Sudi opens by highlighting the interconnected nature of technology, opportunities, and problems. He notes that while some perceive AI as a threat to coding professions, this view represents only one facet of a multifaceted evolution. Drawing an analogy to brick-making, he emphasizes that even as AI generates code, human architects remain essential for designing and constructing robust systems.

The presentation traces the rapid progression of AI frameworks over recent years. In 2022, tools like ChatGPT emerged as disruptors, initially seen as potential replacements for search engines. By 2024, solutions such as GitHub Copilot and advanced prompting techniques focused on enhancing speed and efficiency in code generation. However, challenges persisted, including model hallucinations arising from suboptimal prompts or model selections.

Advancing into 2025, agentic programming gained prominence with tools like Cursor and Windsurf, offering improved context handling for microservices and classes, thereby reducing “slop code.” Despite these advances, widespread adoption without adequate guardrails led to security concerns and operational issues. Sudi identifies the current landscape as the “agentic engineering era,” a new discipline layered atop traditional software engineering. Here, context-aware agents function as collaborative colleagues rather than mere coding engines, empowered by frameworks such as CrewAI and Google ADK.

A persistent limitation remains: agents perform only as effectively as the context provided. “Garbage in, garbage out” continues to apply, underscoring the need for sophisticated knowledge management.

Building Organizational Intelligence: LLM Wiki and Intelligent Triage

To address contextual gaps, Sudi introduces the LLM Wiki pattern, inspired by concepts from Andre Karpathy. This approach curates organizational information into a consumable markdown format via an incremental wiki compiler, creating a “second brain” that persists beyond individual experts. Unlike traditional retrieval-augmented generation that may require repeated parsing, the wiki maintains coherent, evolving knowledge repositories.

This second brain proves invaluable across scenarios, particularly incident management. Sudi presents the Intelligent Triage Mesh, which integrates LLM Wiki data, metrics, runbooks, and observability traces from tools like OpenTelemetry and DataDog. A multi-agent orchestration engine evaluates incidents, using confidence thresholds to determine whether automated remediation suffices or human intervention is required.

A live demonstration illustrates these principles in action. Simulating payment failures, an orchestrator leveraging the LLM Wiki decides between auto-remediation and human escalation. Implemented in Go with Google ADK, the system features a main Gemini-powered orchestrator alongside local models for specialized agents. Global policy overrides, managed via the second brain, allow non-technical stakeholders like product managers to update behaviors without code changes.

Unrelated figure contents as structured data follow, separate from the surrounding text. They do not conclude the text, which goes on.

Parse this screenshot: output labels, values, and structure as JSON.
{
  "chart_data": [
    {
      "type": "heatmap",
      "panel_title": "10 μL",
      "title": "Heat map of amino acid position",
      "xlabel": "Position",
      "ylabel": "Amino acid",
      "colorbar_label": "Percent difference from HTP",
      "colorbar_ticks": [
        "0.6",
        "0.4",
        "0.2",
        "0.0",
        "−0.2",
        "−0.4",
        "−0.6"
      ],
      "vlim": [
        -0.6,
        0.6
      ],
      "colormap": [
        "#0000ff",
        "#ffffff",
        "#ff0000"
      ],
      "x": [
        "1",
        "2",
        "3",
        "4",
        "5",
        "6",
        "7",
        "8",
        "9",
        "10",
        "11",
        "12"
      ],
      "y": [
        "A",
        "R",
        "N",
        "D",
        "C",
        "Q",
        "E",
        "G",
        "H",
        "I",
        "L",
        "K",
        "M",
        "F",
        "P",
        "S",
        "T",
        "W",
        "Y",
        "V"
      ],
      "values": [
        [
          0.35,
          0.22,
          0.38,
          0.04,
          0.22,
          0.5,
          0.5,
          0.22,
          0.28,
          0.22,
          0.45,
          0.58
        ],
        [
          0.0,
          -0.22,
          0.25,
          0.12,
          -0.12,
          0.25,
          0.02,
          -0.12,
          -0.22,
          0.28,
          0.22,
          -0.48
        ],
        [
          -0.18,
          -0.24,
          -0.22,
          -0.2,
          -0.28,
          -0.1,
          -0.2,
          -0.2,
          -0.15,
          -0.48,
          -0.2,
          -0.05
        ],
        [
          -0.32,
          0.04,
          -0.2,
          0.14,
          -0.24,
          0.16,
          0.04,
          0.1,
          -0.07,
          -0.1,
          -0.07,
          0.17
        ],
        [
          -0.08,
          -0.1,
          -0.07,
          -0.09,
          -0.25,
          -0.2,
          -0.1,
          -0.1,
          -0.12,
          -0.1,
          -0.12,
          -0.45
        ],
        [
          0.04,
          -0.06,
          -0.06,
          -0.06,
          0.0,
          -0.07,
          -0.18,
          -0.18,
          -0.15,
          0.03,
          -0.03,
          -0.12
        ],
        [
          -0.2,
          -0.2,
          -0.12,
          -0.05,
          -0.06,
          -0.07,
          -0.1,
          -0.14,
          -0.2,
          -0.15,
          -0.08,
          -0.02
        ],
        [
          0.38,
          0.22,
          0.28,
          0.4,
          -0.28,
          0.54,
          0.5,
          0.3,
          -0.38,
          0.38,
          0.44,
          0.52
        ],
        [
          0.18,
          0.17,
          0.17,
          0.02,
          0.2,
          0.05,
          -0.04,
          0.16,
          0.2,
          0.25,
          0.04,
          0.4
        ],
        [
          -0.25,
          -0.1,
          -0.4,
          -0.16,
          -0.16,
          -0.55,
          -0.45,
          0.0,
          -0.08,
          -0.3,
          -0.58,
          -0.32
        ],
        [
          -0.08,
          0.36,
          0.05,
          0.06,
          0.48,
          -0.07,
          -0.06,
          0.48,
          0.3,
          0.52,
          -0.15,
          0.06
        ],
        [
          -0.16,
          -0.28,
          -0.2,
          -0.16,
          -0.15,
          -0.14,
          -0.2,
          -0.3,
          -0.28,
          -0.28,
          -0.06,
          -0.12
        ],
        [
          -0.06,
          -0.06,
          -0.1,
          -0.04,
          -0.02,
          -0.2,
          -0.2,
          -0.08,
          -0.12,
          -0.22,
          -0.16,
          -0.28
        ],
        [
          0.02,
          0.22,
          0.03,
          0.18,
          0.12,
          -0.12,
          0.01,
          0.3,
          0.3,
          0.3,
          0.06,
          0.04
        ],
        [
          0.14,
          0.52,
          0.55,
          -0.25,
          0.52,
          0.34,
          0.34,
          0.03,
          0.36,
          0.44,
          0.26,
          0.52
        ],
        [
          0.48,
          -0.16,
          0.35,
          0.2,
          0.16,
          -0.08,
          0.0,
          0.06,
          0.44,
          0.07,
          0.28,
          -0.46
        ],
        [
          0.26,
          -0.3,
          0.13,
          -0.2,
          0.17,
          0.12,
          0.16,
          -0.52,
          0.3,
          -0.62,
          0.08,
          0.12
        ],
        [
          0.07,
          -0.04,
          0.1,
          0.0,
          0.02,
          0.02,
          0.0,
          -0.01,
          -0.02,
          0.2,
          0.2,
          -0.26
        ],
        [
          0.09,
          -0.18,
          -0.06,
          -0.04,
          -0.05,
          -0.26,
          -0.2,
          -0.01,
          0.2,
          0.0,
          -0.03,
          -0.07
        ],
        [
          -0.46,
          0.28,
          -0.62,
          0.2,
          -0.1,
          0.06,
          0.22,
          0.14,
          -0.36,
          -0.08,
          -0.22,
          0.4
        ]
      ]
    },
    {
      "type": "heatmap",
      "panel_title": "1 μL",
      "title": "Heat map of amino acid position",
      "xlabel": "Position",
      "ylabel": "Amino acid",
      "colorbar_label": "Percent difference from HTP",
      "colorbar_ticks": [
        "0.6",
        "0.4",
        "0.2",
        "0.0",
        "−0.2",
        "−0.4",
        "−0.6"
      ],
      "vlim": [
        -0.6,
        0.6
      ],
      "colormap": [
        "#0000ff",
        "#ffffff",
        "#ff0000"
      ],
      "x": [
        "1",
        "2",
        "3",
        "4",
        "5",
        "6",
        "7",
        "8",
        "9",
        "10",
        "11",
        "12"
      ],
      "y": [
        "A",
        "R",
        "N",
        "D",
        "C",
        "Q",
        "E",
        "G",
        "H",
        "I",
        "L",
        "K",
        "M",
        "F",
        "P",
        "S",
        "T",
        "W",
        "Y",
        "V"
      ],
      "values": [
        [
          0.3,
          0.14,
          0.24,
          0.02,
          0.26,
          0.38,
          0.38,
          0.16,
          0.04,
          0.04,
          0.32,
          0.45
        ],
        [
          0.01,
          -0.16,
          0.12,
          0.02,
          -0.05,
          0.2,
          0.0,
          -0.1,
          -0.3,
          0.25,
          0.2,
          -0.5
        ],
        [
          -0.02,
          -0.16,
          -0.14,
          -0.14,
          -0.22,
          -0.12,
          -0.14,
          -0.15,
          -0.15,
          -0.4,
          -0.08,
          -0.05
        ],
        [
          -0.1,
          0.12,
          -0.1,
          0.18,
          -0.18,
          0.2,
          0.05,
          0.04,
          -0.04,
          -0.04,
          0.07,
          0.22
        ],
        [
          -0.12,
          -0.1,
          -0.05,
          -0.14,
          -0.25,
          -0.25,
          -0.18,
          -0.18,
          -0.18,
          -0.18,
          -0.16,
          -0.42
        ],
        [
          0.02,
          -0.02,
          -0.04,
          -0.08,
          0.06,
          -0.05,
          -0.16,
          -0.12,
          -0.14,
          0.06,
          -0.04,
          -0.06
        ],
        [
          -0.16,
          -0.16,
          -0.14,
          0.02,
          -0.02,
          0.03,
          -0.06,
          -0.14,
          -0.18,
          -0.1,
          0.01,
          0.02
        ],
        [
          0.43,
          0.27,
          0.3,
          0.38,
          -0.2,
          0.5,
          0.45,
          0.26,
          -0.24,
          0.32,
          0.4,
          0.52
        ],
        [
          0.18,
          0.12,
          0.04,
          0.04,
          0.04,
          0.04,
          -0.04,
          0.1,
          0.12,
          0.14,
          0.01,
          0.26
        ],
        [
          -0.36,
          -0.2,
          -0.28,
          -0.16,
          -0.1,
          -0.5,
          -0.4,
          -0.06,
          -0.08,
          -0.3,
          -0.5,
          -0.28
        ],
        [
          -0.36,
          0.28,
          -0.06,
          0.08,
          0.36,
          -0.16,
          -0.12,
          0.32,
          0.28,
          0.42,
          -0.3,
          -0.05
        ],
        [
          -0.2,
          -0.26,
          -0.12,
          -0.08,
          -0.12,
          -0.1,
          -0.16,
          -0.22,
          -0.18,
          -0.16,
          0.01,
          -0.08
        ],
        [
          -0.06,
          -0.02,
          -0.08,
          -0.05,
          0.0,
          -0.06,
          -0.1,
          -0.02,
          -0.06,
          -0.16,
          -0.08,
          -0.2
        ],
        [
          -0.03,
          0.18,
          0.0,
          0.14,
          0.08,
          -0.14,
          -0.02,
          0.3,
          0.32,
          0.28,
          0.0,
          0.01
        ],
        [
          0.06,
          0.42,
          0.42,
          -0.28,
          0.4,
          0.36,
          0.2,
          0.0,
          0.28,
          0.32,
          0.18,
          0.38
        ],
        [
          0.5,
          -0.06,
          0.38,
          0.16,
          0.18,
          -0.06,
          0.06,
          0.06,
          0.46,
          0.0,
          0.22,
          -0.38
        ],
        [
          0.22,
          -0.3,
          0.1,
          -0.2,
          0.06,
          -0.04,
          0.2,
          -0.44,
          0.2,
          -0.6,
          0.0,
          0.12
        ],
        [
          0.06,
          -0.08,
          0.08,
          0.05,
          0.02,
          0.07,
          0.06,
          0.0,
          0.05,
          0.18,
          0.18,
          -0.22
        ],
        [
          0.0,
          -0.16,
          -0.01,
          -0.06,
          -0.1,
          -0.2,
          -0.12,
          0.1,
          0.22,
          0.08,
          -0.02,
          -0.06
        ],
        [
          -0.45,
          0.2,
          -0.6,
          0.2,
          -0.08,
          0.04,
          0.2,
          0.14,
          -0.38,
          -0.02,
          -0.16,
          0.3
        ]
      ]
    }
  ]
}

This methodology significantly improves key metrics such as Mean Time to Recovery (MTTR) within DORA frameworks, transforming incident resolution from hours to minutes.

Conclusion

Sudi Mandyam masterfully reframes AI not as a replacement engine but as rocket fuel for technical careers. By advocating a shift to agentic engineering mindsets and demonstrating practical implementations like contextual wikis and intelligent orchestration, the talk provides actionable pathways for developers to thrive amid technological disruption. Ultimately, the message resonates clearly: problems breed opportunities, and proactive engagement with AI tools positions aspiring speakers and engineers for sustained success.